U.S. government-bond prices fell Wednesday as investors reacted to signs that U.K. and European Union officials were closing in on a new trade accord that would avoid tariffs being imposed at the start of next year.
In recent trading, the yield on the benchmark 10-year U.S. Treasury note was 0.960%, according to Tradeweb, compared with 0.917% Tuesday.
Yields, which rise when bond prices fall, initially declined early in the overnight session after President Trump criticized the roughly $900 billion coronavirus relief deal passed by Congress, raising questions about whether he might veto the legislation.
Yields, though, later reversed course and rose sharply in response to headlines that the U.K and EU might reach a trade deal as early as Wednesday. Absent a deal, tariffs would be applied Jan. 1 for the first time in nearly 50 years on some trade between the U.K. and the EU, causing an unwelcome economic disruption as countries are struggling with the coronavirus pandemic.
More directly impacted by the trade news, yields on European government bonds also climbed, with the 10-year German bond yield rising to minus 0.541% from minus 0.589% and the 10-year U.K. yield jumping to 0.285% from 0.186%. In volatile trading, the British pound was recently up around 1.2% against the dollar at $1.3521.
Investors tend to sell government bonds when they are feeling better about the economic outlook, partly because faster growth can lead to a higher rate of inflation and less accommodative monetary policy from central banks. A stronger economy also encourages risk-taking, reducing the need to hold ultrasafe but low-yielding government debt.
Wednesday’s selling has pushed the U.S. 10-year yield to its closest in weeks to the psychologically significant threshold of 1%, a level not seen since March when investors were first coming to grips with the widespread and deep impact of the pandemic.
Yields have climbed in recent months as investors first anticipated and then responded to coronavirus vaccine approvals in the U.S. and Europe. They were also boosted by progress toward the new coronavirus relief package in Congress, which investors hope can tide the economy over to the time when vaccines are more widely distributed.

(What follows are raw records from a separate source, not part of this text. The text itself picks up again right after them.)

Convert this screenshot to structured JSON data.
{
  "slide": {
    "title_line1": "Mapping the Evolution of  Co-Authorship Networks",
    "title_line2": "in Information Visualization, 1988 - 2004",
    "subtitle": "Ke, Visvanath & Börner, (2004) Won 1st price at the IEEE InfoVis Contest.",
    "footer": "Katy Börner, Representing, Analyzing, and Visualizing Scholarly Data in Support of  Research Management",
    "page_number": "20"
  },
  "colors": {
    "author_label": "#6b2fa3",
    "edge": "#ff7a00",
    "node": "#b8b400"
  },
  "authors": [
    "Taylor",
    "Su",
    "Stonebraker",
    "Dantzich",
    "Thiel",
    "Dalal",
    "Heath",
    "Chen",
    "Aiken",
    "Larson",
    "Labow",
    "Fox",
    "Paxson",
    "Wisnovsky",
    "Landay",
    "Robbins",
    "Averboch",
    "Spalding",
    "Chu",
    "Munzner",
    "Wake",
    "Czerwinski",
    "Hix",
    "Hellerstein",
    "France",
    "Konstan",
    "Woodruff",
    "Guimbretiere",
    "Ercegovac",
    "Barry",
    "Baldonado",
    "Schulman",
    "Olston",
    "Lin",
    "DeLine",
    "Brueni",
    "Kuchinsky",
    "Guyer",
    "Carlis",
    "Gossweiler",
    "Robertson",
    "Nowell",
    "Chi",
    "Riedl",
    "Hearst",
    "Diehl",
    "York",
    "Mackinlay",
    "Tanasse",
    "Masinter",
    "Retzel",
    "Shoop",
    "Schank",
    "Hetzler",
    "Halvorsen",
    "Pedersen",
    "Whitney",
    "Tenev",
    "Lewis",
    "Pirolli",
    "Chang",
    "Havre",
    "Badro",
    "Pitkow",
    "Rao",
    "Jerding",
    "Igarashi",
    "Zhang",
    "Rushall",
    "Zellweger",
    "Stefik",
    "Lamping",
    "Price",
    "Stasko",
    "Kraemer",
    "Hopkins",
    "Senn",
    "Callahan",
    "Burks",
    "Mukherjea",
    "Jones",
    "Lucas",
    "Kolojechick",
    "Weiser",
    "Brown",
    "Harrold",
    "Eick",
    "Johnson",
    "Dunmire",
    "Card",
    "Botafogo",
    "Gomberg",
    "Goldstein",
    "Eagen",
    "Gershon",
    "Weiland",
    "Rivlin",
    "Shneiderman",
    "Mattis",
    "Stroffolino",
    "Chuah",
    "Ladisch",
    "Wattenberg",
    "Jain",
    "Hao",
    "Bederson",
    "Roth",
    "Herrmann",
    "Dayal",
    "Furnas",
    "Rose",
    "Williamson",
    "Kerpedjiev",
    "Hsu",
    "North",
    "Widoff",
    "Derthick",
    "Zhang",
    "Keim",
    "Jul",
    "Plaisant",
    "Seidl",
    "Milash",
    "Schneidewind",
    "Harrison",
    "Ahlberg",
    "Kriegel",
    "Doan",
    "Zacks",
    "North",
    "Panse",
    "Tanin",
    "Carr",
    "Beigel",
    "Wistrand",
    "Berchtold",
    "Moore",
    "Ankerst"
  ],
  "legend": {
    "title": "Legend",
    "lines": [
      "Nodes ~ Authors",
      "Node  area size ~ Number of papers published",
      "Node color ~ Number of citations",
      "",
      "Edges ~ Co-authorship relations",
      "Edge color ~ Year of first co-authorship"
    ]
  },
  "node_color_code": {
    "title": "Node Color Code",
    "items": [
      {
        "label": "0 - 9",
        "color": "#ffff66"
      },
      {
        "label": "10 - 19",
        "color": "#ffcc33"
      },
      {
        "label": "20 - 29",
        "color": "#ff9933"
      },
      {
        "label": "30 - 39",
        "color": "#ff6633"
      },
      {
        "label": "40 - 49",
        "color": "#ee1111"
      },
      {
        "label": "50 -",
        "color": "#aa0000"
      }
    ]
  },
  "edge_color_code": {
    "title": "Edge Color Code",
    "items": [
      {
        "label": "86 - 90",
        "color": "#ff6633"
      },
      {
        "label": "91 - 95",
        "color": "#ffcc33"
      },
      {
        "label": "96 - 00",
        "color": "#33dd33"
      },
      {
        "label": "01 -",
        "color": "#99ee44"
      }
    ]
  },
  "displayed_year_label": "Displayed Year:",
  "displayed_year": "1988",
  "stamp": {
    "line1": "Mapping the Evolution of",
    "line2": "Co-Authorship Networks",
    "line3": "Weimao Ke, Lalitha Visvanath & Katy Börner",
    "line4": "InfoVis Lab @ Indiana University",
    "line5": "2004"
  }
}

Still, many investors have been hesitant to sell Treasurys before the coronavirus has actually been tamed and the economy has shown real signs of improvement.
Even when the economy does return to normal, many also expect years of sluggish inflation similar to what was happening before the pandemic. That in turn could ensure that the Federal Reserve keeps interest rates pinned near zero and prevent Treasury yields from rising much higher.